Knowledge Work's Worst Case by 2027
Not probable. Not impossible.
A new model drops every few months. Each one replaces a specialist. Companies don't fire people. They stop backfilling. Headcount shrinks. Then shrinks again. Fresher hiring has already collapsed. This isn't prediction. It's newspaper.
Those who lost jobs still owe EMIs. So they sell gold at its all-time high. But mass selling creates its own crash. Not because gold lost value. Because everyone needed cash at once. The safety net tears the moment you reach for it.
Then defaults start. Credit card delinquencies already sit at 15%. Unsecured loans sour. Banks tighten lending. Businesses that needed credit to grow can't get it. They cut headcount. More layoffs. More defaults. The loop has no exit.

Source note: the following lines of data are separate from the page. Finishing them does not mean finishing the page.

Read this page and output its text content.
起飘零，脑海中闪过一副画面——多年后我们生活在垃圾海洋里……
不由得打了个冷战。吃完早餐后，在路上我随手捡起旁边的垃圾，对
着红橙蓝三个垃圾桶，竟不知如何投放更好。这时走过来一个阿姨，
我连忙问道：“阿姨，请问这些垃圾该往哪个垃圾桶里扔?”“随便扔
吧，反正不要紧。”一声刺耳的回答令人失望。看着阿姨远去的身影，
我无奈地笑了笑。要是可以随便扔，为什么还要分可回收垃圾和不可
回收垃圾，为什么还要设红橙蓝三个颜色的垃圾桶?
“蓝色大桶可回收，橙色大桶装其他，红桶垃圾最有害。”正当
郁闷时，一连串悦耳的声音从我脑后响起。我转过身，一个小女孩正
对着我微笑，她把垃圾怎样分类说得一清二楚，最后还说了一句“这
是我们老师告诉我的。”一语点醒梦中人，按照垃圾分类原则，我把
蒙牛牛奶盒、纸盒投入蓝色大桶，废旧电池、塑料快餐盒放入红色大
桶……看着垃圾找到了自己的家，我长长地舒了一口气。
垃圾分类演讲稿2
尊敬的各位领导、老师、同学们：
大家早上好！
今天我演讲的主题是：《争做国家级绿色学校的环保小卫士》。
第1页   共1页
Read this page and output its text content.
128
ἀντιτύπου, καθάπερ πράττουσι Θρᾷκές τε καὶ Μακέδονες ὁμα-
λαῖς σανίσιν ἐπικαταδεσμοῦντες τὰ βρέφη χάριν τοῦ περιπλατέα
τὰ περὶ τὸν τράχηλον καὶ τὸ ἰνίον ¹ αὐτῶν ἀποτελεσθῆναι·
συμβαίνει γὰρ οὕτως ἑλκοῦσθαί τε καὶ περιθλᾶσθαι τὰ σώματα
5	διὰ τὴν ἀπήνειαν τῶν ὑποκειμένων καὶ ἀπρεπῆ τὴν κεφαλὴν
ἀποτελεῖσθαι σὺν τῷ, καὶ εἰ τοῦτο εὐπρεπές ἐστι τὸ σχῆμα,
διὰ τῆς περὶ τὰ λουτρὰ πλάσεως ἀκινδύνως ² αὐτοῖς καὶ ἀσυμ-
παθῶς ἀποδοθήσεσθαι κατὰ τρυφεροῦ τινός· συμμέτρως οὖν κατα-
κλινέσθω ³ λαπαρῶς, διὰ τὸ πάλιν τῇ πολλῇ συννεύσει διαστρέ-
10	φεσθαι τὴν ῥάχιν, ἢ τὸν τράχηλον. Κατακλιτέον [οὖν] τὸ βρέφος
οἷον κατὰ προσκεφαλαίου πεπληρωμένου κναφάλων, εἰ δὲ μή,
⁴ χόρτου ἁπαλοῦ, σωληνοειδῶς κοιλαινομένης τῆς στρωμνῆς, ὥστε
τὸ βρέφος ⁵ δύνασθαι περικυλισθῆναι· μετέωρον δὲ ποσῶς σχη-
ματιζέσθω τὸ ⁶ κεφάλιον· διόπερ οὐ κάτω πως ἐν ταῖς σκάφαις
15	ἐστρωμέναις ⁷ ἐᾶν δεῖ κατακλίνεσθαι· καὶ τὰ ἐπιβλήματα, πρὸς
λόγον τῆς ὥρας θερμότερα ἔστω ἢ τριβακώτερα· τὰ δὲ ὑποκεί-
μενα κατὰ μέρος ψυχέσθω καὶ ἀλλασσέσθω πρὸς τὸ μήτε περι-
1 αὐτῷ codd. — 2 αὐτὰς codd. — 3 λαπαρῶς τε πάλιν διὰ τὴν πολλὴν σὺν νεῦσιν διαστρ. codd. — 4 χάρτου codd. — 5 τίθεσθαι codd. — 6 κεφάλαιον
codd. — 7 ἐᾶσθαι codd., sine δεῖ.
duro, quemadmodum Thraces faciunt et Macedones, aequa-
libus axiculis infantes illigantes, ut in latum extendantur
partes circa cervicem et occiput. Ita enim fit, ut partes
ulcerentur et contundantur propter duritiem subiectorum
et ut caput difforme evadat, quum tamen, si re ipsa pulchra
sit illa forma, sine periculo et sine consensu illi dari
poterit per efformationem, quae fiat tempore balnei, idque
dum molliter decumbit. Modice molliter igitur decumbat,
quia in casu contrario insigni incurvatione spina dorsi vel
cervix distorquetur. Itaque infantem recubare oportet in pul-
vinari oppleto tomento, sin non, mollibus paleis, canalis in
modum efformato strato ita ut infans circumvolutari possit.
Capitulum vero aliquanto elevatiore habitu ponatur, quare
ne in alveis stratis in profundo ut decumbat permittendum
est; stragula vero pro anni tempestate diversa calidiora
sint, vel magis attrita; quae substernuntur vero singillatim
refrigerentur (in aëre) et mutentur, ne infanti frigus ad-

Those still employed stop spending. Startups die. The economy already runs on credit, not savings. RBI flagged this in January. Household savings sit at a multi-decade low. No cushion left.
Knowledge workers pay the most individual income tax. When they lose income, government revenue drops. But demand for safety nets rises. The state collects less exactly when it needs to spend more.
Meanwhile, the tools improve. One person with capital produces what fifteen used to. But "with capital" matters. The tools are free. The leverage isn't. The gap between those deploying AI and those displaced by it doesn't grow. It multiplies.
By late 2027, this resembles manufacturing's collapse in the 80s. Compressed into 24 months. Hitting people who went to college specifically to avoid it.
The scariest part isn't any single step. Each one makes the next inevitable.